Any provider can use a template, check off every box, and document a comprehensive history and exam, but is it relevant to the reason for the encounter?

For example, the provider documented Comprehensive History and Examination for a 21-year-old otherwise healthy male established patient who presented for a complaint of ankle pain after running a marathon.

It’s simple to abstract four HPI elements, but let’s go to the documented Complete Review of Systems.

Ask your provider if it is relevant to the presenting problem.  This is where your knowledge of anatomy, physiology, and disease process comes in when you have the discussion.  You’re not questioning the quality of care that the physician is providing to the patient (you’re not qualified), you’re asking if it’s relevant to the presenting problem for coding – based upon guidance from CMS.

Is it pertinent to the presenting problem to abstract review of Eyes, Ears, Nose, Mouth, Throat, Cardiovascular, Respiratory, Gastrointestinal, Genitourinary, Psychiatric, or Endocrine? Or that all others are negative (if allowed by your Fiscal Intermediary)?

Is it pertinent to the presenting problem to abstract that both parents are alive and well for Family History?

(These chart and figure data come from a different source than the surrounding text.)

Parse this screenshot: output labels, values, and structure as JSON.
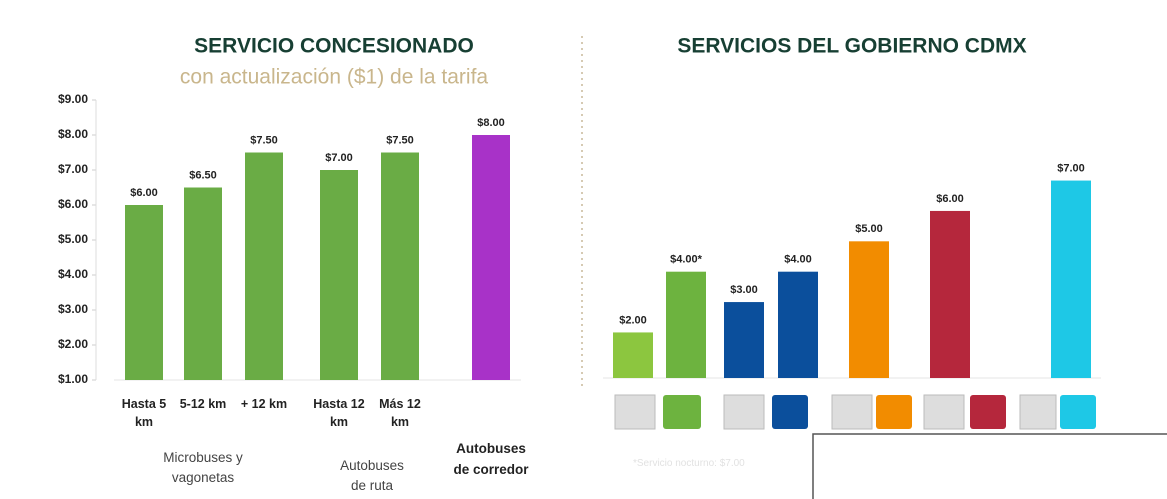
{
  "chart_data": [
    {
      "type": "bar",
      "title": "SERVICIO CONCESIONADO",
      "subtitle": "con actualización ($1) de la tarifa",
      "categories": [
        "Hasta 5 km",
        "5-12 km",
        "+ 12 km",
        "Hasta 12 km",
        "Más 12 km",
        "Autobuses de corredor"
      ],
      "values": [
        6,
        6.5,
        7.5,
        7,
        7.5,
        8
      ],
      "value_labels": [
        "$6.00",
        "$6.50",
        "$7.50",
        "$7.00",
        "$7.50",
        "$8.00"
      ],
      "colors": [
        "#6aac45",
        "#6aac45",
        "#6aac45",
        "#6aac45",
        "#6aac45",
        "#a832c8"
      ],
      "groups": [
        "Microbuses y vagonetas",
        "Autobuses de ruta"
      ],
      "ylim": [
        1,
        9
      ],
      "yticks": [
        {
          "value": 1,
          "label": "$1.00"
        },
        {
          "value": 2,
          "label": "$2.00"
        },
        {
          "value": 3,
          "label": "$3.00"
        },
        {
          "value": 4,
          "label": "$4.00"
        },
        {
          "value": 5,
          "label": "$5.00"
        },
        {
          "value": 6,
          "label": "$6.00"
        },
        {
          "value": 7,
          "label": "$7.00"
        },
        {
          "value": 8,
          "label": "$8.00"
        },
        {
          "value": 9,
          "label": "$9.00"
        }
      ]
    },
    {
      "type": "bar",
      "title": "SERVICIOS DEL GOBIERNO CDMX",
      "values": [
        2,
        4,
        3,
        4,
        5,
        6,
        7
      ],
      "value_labels": [
        "$2.00",
        "$4.00*",
        "$3.00",
        "$4.00",
        "$5.00",
        "$6.00",
        "$7.00"
      ],
      "colors": [
        "#8cc63f",
        "#6db33f",
        "#0b4f9c",
        "#0b4f9c",
        "#f28c00",
        "#b5273c",
        "#1ec8e6"
      ],
      "ylim": [
        0.5,
        8.5
      ],
      "footnote": "*Servicio nocturno: $7.00"
    }
  ]
}
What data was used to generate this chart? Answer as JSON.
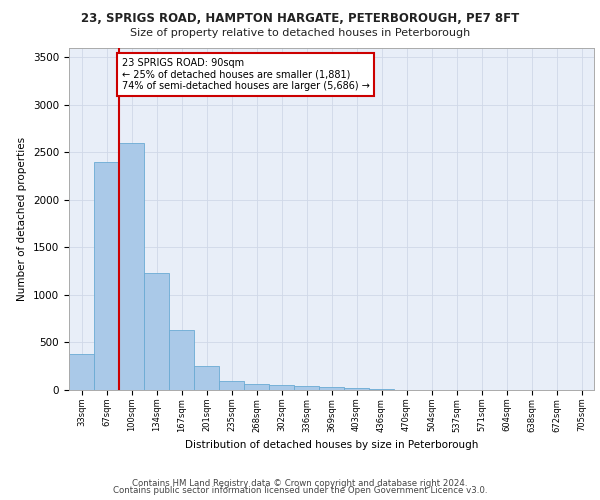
{
  "title_line1": "23, SPRIGS ROAD, HAMPTON HARGATE, PETERBOROUGH, PE7 8FT",
  "title_line2": "Size of property relative to detached houses in Peterborough",
  "xlabel": "Distribution of detached houses by size in Peterborough",
  "ylabel": "Number of detached properties",
  "footer_line1": "Contains HM Land Registry data © Crown copyright and database right 2024.",
  "footer_line2": "Contains public sector information licensed under the Open Government Licence v3.0.",
  "annotation_title": "23 SPRIGS ROAD: 90sqm",
  "annotation_line1": "← 25% of detached houses are smaller (1,881)",
  "annotation_line2": "74% of semi-detached houses are larger (5,686) →",
  "categories": [
    "33sqm",
    "67sqm",
    "100sqm",
    "134sqm",
    "167sqm",
    "201sqm",
    "235sqm",
    "268sqm",
    "302sqm",
    "336sqm",
    "369sqm",
    "403sqm",
    "436sqm",
    "470sqm",
    "504sqm",
    "537sqm",
    "571sqm",
    "604sqm",
    "638sqm",
    "672sqm",
    "705sqm"
  ],
  "values": [
    380,
    2400,
    2600,
    1230,
    630,
    250,
    90,
    60,
    55,
    45,
    30,
    20,
    8,
    5,
    4,
    3,
    2,
    2,
    1,
    1,
    1
  ],
  "bar_color": "#aac9e8",
  "bar_edge_color": "#6aaad4",
  "highlight_line_color": "#cc0000",
  "annotation_box_edge_color": "#cc0000",
  "grid_color": "#d0d8e8",
  "axes_facecolor": "#e8eef8",
  "ylim": [
    0,
    3600
  ],
  "yticks": [
    0,
    500,
    1000,
    1500,
    2000,
    2500,
    3000,
    3500
  ],
  "red_line_x": 1.5
}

Is it pertinent to the presenting problem to abstract that the patient is a single college student for Social History?

That Comprehensive history is now detailed.  Let’s look at the Comprehensive 1995 Exam.

Is it pertinent to the presenting problem to abstract examination of body areas: Head, including the face; Neck; Chest including breasts and axillae; Abdomen; Genitalia, groin, buttocks; Back, including spine?

Is it pertinent to the presenting problem to abstract examination of organ systems: Eyes; Ears, nose, mouth, and throat; Cardiovascular; Respiratory; Gastrointestinal; Genitourinary; or Psychiatric?

For coding purposes, we no longer have a Comprehensive Exam.

Therefore, the way to approach your physicians is to not discuss what is or is not medically necessary.  Remember, we’re not treating the patients, and we’re not qualified to assess that quality of care.

Focus on what is relevant for coding the level of service based upon the above guidance from CMS.